A todo ello se sumaron acuerdos sectoriales en agricultura, medio ambiente y educación, buscando tejer una red de intereses económicos tan densa que romper la baraja fuera un lujo demasiado caro para cualquiera de los dos países.
Cómo ha evolucionado la aplicación del Tratado entre España y Marruecos
Mirar atrás y analizar cómo se ha aplicado este tratado a lo largo de las décadas obliga a reconocer que el camino ha sido cualquier cosa menos un paseo plano. Ha habido etapas doradas donde la maquinaria comercial y policial funcionaba con una precisión milimétrica, y crisis profundas marcadas por encontronazos migratorios, pulsos por aguas territoriales o discrepancias abiertas sobre el dosel político del Sáhara Occidental.
Sin embargo, ahí radica la verdadera fortaleza del documento de 1991: ha actuado siempre como el suelo firme al que ambas diplomacias debían regresar obligatoriamente cuando amainaba el temporal.
Con los años, los mecanismos previstos en el papel se han tenido que estirar y actualizar para dar respuesta a realidades que en los noventa ni se mentaban. La cooperación policial se transformó en un intercambio diario de inteligencia en tiempo real para neutralizar células terroristas antes de que actúen, y las cumbres bilaterales abordan hoy carteras que van desde la transición verde hasta la digitalización industrial.
La vecindad dejó hace tiempo de ser un mero control de fronteras para convertirse en una gestión conjunta de economías profundamente entrelazadas.

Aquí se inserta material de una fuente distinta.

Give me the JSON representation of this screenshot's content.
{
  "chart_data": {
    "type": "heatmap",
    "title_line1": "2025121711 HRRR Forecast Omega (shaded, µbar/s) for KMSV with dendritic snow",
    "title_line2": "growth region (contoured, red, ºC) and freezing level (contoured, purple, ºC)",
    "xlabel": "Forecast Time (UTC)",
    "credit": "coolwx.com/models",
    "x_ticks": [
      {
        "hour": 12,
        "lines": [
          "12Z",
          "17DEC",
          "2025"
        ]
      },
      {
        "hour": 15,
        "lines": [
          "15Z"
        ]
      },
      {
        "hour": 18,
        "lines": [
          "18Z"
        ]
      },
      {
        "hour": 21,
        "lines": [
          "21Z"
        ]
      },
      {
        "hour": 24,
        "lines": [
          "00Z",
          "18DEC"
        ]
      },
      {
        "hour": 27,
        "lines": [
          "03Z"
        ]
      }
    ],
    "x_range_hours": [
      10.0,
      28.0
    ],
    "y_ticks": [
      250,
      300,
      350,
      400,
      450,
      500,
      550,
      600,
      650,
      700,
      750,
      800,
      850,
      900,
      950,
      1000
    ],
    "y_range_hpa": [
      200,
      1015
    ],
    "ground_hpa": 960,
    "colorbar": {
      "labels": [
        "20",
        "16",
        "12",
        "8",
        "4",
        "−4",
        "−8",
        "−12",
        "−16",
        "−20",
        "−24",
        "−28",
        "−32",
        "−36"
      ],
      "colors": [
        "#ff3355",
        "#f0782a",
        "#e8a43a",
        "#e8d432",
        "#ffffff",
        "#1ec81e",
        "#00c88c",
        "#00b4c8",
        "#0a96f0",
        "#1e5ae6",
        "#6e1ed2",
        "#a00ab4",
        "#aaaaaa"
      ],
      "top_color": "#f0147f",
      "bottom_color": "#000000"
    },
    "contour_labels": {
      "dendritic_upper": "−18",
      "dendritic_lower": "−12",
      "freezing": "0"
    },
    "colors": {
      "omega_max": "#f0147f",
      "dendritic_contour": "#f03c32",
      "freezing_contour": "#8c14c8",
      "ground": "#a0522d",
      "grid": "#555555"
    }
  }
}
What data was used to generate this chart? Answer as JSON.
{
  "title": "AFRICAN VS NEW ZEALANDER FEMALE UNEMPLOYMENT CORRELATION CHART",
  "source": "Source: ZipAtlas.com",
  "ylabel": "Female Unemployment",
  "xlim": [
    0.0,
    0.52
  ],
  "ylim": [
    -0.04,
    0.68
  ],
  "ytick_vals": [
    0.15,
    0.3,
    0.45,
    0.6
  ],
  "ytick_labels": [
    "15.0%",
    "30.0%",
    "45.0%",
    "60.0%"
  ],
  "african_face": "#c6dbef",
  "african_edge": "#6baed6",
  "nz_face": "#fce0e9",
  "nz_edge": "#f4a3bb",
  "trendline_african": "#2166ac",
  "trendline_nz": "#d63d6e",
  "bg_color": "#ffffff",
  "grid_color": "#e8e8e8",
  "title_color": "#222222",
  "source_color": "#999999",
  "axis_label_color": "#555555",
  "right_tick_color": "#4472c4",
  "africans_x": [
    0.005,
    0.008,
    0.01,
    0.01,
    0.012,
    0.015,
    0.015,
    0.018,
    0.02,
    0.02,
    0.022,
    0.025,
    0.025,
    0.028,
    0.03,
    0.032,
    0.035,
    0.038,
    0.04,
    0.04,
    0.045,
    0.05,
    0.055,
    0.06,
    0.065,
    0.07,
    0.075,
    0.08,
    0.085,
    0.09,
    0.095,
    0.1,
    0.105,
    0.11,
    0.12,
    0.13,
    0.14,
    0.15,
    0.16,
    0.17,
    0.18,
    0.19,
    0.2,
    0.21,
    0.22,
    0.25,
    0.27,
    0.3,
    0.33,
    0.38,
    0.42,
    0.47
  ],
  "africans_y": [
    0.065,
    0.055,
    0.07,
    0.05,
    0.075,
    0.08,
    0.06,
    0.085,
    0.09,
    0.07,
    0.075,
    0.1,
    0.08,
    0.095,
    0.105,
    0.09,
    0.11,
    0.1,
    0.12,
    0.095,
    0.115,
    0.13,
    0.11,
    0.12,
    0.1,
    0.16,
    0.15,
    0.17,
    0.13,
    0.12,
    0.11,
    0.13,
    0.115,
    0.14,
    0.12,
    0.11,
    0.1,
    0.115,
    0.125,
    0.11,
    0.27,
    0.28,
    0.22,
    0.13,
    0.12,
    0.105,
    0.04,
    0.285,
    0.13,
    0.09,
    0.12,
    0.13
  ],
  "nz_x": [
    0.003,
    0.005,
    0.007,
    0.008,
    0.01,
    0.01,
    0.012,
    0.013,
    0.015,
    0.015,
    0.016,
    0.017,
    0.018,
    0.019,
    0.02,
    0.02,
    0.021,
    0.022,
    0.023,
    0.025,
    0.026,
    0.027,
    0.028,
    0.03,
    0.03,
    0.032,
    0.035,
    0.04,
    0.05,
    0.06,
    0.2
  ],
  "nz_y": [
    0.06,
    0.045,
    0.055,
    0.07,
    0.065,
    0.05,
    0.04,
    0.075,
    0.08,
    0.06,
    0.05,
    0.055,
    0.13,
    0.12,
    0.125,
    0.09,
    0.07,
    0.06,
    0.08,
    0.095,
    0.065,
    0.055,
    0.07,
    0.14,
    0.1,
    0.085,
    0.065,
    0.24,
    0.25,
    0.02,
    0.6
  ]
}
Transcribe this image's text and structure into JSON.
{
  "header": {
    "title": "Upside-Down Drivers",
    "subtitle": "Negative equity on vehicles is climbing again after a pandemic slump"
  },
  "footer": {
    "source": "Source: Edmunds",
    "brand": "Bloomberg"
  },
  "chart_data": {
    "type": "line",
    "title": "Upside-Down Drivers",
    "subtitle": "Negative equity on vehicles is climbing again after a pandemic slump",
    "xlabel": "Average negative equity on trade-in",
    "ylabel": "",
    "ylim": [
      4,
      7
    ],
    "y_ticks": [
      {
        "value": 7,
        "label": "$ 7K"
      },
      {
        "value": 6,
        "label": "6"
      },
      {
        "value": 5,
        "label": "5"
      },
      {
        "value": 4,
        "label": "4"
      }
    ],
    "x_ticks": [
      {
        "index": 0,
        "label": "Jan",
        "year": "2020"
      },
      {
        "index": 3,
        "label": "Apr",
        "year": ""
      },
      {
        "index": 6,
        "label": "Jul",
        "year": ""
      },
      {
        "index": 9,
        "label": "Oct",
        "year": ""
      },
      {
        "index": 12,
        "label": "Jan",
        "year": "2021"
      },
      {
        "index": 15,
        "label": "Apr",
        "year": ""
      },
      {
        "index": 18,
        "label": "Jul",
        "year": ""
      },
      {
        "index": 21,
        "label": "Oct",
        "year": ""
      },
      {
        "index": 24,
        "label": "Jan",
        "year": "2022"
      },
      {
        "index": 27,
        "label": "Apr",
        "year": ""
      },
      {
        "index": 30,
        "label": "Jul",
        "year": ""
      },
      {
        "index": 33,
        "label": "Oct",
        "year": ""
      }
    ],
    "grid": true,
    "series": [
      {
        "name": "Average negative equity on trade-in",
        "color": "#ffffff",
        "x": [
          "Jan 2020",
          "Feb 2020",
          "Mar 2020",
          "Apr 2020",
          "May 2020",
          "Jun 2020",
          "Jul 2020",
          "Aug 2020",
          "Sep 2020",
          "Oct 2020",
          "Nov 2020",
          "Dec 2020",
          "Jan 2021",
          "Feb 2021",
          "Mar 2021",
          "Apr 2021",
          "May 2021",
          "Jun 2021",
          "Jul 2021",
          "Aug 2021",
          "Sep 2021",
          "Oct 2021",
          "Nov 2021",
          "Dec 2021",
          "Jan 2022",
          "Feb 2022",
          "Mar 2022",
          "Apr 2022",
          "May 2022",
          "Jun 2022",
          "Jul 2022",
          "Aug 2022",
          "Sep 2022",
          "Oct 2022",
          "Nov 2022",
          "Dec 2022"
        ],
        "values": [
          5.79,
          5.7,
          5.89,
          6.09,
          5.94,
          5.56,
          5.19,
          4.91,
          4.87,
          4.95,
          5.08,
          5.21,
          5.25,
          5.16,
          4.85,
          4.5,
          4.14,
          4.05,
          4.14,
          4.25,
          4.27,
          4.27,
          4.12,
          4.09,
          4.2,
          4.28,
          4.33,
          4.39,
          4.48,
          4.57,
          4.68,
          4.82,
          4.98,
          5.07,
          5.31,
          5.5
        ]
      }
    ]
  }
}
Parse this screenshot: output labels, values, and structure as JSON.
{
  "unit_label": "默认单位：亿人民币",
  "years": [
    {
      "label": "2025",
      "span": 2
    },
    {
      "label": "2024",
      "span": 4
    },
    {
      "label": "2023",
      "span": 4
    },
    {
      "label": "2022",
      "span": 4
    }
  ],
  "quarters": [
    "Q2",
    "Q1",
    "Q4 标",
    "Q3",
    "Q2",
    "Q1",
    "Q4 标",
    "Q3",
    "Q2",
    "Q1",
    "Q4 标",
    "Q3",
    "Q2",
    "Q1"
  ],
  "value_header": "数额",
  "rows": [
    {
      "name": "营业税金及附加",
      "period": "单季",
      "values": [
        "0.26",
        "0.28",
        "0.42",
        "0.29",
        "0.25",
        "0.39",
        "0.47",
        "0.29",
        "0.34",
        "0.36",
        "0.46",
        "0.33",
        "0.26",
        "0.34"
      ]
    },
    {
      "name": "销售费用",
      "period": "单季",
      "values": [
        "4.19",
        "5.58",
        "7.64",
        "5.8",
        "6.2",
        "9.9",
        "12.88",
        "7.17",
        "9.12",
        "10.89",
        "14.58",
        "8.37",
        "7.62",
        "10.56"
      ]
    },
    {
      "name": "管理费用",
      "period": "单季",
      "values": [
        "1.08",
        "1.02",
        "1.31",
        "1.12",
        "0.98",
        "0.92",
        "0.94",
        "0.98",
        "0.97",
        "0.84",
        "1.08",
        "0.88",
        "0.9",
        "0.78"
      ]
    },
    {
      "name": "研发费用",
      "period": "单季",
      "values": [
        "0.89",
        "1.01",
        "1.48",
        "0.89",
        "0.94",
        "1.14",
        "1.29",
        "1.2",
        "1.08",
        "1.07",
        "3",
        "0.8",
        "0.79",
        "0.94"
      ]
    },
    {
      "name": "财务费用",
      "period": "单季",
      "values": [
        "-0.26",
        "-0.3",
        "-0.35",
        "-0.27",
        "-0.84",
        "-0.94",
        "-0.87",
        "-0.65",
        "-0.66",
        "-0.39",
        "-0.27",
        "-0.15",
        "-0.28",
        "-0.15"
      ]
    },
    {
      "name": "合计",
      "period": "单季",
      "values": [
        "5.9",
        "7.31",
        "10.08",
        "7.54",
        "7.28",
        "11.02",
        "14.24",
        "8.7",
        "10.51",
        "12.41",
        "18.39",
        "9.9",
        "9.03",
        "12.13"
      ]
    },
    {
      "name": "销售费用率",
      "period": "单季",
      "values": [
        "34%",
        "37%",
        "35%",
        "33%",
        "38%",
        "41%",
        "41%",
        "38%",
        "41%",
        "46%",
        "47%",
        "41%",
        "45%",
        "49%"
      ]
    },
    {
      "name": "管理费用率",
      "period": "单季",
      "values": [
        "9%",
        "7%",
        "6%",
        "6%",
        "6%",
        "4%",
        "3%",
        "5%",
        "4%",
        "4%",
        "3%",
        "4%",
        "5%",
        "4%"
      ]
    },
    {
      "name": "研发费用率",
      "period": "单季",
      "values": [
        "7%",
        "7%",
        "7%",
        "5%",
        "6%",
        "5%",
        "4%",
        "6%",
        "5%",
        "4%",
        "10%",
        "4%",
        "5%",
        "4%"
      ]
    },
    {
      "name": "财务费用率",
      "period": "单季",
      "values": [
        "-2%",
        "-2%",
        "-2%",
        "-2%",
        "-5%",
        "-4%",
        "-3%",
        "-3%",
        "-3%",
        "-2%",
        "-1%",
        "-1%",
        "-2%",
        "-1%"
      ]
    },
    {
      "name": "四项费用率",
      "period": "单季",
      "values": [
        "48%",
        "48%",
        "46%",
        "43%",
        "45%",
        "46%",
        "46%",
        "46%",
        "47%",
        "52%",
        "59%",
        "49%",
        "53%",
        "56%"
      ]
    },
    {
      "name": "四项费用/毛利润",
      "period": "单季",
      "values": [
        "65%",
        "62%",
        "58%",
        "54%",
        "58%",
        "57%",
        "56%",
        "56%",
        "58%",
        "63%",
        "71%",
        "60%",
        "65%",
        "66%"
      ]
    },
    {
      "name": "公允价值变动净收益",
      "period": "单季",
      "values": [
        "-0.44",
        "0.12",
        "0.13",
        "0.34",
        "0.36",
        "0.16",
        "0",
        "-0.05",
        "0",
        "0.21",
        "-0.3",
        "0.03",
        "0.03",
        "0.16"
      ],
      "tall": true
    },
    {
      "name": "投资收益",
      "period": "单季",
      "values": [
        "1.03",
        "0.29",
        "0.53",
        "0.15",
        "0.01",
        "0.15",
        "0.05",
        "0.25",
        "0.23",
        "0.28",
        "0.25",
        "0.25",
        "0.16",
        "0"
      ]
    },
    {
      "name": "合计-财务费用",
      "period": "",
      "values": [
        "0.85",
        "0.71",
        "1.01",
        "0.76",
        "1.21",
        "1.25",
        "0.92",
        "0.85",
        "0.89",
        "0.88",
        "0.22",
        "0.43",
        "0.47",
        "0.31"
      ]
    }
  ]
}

Por qué el Tratado de Amistad sigue siendo clave en las relaciones entre ambos países
Cualquier analista internacional que observe el mapa actual del Mediterráneo occidental llega rápidamente a la misma conclusión: la alternativa al entendimiento pactado es el caos estratégico absoluto. El volumen brutal de camiones que cruzan cada día la frontera, la dependencia energética mutua y la complejidad de gestionar flujos humanos convierten a España y Marruecos en socios indissociables.
Disponer de un marco institucional como el de 1991 evita que una disputa política coyuntural se convierta en una ruptura diplomática definitiva e irreparable.
Conclusión
La experiencia acumulada demuestra que tener canales de comunicación estables permite amortiguar los golpes y negociar en despachos discretos lo que muchas veces se encona innecesariamente en los titulares de la prensa. Aquel tratado firmado en Rabat no era un simple ejercicio de retórica protocolaria, sino el cimiento indispensable sobre el que se sustenta una de las relaciones bilaterales más complejas, exigentes y vitales de todo el panorama europeo y africano.